The past few months have been a rough ride for Nigeria. Various attacks by militant group Boko Haram have killed hundreds of people, while an increase in the fuel price led to widespread protests and financial hardship for consumers.
It is estimated that Islamic sect Boko Haram has killed 500 people in 2011 and 250 in the first weeks of this year in numerous gun and bomb attacks. Although Boko Haram, which is Hausa for “Western education is sin”, has been in operation for a number of years, its attacks have become more sophisticated and deadly in recent times. Several bombings on Christmas Day claimed dozens of lives. On 20 January, the group launched its most bloody attack yet in the northern city of Kano, killing over 180 people.
To add to the troubles, 1 January 2012 marked the more than doubling of the pump price of petrol, from 65 naira per litre to around 140 naira, due to the Nigerian government’s decision to stop subsidising fuel. This led to a nationwide strike and protests that brought economic activities to a halt in many parts of the country. Although the government initially said the price increase was irreversible, it was forced to reach a compromise by restricting the fuel price to 97 naira.
Negative impact on sales and production
These issues are not only keeping politicians and security chiefs awake at night, but companies are also experiencing pain.

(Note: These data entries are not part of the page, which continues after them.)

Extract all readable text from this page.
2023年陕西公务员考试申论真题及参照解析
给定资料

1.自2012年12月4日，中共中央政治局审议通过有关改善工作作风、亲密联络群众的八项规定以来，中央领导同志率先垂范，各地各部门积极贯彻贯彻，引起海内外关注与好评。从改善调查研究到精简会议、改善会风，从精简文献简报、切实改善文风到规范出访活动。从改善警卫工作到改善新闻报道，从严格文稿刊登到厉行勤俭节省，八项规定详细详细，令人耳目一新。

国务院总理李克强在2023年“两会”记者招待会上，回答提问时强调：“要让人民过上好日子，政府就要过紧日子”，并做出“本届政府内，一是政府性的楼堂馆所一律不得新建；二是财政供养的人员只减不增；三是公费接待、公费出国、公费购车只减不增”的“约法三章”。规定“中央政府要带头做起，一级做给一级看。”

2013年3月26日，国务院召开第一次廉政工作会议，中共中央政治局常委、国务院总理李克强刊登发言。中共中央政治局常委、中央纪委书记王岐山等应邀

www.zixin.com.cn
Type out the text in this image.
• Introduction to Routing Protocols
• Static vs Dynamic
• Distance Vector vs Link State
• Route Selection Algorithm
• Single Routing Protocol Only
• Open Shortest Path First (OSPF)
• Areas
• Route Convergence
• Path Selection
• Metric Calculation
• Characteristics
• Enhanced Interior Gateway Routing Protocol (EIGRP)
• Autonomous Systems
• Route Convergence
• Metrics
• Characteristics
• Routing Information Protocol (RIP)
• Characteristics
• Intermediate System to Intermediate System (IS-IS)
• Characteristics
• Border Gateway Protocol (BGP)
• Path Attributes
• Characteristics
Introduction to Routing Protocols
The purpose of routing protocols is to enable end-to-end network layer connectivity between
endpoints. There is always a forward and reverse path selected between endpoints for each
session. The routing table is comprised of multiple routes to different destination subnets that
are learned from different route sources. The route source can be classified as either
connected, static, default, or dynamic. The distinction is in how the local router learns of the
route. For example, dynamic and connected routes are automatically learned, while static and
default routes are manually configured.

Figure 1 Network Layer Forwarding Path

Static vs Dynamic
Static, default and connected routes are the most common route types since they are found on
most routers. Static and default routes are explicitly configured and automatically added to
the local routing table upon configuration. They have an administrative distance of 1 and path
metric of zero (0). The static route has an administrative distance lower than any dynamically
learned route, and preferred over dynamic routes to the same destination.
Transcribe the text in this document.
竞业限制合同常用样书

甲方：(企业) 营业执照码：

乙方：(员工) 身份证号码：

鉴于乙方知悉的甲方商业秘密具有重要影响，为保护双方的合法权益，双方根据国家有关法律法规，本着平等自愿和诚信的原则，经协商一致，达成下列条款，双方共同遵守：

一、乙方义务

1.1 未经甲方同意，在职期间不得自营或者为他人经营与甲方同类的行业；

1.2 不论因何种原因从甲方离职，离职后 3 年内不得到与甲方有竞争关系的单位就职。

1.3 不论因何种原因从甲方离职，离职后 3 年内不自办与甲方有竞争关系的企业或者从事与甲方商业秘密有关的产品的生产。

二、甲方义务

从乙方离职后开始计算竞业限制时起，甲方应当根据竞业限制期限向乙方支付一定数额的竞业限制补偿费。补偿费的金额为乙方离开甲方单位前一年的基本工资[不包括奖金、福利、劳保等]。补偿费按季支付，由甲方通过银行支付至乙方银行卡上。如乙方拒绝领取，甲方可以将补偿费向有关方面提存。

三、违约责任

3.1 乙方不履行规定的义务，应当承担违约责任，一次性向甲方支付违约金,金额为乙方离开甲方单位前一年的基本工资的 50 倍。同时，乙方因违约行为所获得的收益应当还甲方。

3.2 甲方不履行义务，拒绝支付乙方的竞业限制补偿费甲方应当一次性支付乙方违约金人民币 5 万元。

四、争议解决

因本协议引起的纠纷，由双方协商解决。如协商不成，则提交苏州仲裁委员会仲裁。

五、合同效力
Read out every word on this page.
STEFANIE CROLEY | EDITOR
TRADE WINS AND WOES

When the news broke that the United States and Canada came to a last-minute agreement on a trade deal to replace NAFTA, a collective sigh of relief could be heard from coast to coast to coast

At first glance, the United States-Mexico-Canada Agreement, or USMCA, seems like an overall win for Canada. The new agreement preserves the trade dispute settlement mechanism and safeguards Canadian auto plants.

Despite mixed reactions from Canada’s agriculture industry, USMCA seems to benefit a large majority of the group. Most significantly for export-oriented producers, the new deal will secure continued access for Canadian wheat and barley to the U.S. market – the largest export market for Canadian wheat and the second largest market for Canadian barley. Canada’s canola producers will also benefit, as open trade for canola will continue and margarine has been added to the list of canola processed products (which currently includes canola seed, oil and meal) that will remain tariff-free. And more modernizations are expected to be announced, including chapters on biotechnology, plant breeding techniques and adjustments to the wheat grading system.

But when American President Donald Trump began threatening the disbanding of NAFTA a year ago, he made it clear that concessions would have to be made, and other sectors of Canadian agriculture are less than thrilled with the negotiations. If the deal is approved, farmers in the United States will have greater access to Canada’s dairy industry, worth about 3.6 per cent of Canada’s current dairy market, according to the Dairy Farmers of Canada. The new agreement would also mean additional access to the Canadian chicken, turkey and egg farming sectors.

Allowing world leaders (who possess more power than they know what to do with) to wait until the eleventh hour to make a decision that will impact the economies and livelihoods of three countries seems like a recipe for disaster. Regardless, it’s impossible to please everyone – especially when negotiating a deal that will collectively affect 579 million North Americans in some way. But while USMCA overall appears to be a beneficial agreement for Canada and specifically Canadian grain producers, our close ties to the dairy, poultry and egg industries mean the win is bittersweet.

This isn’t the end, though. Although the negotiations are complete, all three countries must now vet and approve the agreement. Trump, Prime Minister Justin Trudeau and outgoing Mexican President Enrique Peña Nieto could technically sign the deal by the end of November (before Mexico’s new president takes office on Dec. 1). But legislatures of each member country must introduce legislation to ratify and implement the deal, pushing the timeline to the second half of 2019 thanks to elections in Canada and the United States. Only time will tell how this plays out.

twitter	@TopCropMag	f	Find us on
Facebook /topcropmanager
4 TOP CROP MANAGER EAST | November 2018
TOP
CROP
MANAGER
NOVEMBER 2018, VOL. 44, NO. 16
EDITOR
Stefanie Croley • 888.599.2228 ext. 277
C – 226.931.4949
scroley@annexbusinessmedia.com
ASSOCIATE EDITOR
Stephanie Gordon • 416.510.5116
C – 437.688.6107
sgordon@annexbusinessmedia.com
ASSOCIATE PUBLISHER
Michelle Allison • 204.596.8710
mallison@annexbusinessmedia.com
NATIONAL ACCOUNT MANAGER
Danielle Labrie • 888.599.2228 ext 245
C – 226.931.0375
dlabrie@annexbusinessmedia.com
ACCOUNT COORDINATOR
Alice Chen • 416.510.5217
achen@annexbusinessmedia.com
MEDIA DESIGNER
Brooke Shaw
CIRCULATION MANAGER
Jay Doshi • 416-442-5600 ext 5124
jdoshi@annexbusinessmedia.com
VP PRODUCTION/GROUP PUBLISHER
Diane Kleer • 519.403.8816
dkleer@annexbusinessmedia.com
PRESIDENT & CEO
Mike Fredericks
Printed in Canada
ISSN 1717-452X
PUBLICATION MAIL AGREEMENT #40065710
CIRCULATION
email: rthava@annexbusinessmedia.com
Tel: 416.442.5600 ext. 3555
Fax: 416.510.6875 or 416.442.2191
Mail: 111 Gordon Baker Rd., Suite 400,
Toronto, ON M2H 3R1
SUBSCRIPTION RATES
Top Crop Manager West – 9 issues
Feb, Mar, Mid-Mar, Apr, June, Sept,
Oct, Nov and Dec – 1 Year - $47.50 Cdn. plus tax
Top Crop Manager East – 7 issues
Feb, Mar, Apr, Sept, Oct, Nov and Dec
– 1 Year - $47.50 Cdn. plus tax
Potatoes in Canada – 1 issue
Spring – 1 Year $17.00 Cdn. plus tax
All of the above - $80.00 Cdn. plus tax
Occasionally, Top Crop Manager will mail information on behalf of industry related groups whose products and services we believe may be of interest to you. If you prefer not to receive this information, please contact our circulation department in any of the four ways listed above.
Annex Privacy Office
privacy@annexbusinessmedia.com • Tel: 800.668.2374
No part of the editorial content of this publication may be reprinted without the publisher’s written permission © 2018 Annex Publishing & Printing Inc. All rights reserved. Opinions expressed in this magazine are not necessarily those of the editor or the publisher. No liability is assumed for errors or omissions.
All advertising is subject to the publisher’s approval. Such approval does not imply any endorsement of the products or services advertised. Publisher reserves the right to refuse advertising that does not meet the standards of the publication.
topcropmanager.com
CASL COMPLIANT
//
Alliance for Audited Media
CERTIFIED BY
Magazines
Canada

PZ Cussons – a producer of household and personal care products – this week said in a statement that the turmoil in Nigeria is impacting sales and production. “Two events have affected Nigeria … First, social instability over the Christmas period led to a state of emergency being declared in a number of northern states which has impacted sales in those areas. Second, the removal of the fuel duty subsidy led to civil disruption during January and a week-long national strike which affected production in all factories and sales on a national level, during what is a peak trading period. Whilst the strike has now ended and the fuel subsidies have been partially reintroduced, continued social instability in the north together with ongoing fiscal reforms may create further unrest in the balance of year.”
PZ Cussons is based in the UK with operations in Europe, Africa and Asia. Nigeria is its largest single market.
The company said that performance over the coming months partly depend on “the severity of any further disruption in Nigeria as well as any impact on consumer disposable income from removal of the fuel subsidy”.
The higher fuel cost is likely to lead to a rise in prices, affecting consumers’ disposable incomes, which could hurt the sales of companies like PZ Cussons. Renaissance Capital noted in a recent report that “the impact of the petrol price hikes could go beyond simply pushing up transport costs. It is also expected to affect the cost of producing goods and services. In particular, the prices of food, clothing and footwear, furnishings, as well as housing and utility costs may tick up on the back of the scrapping of the petrol price subsidy. In addition to higher petrol prices, the cost of producing electricity from petrol-powered generators is also expected to rise.”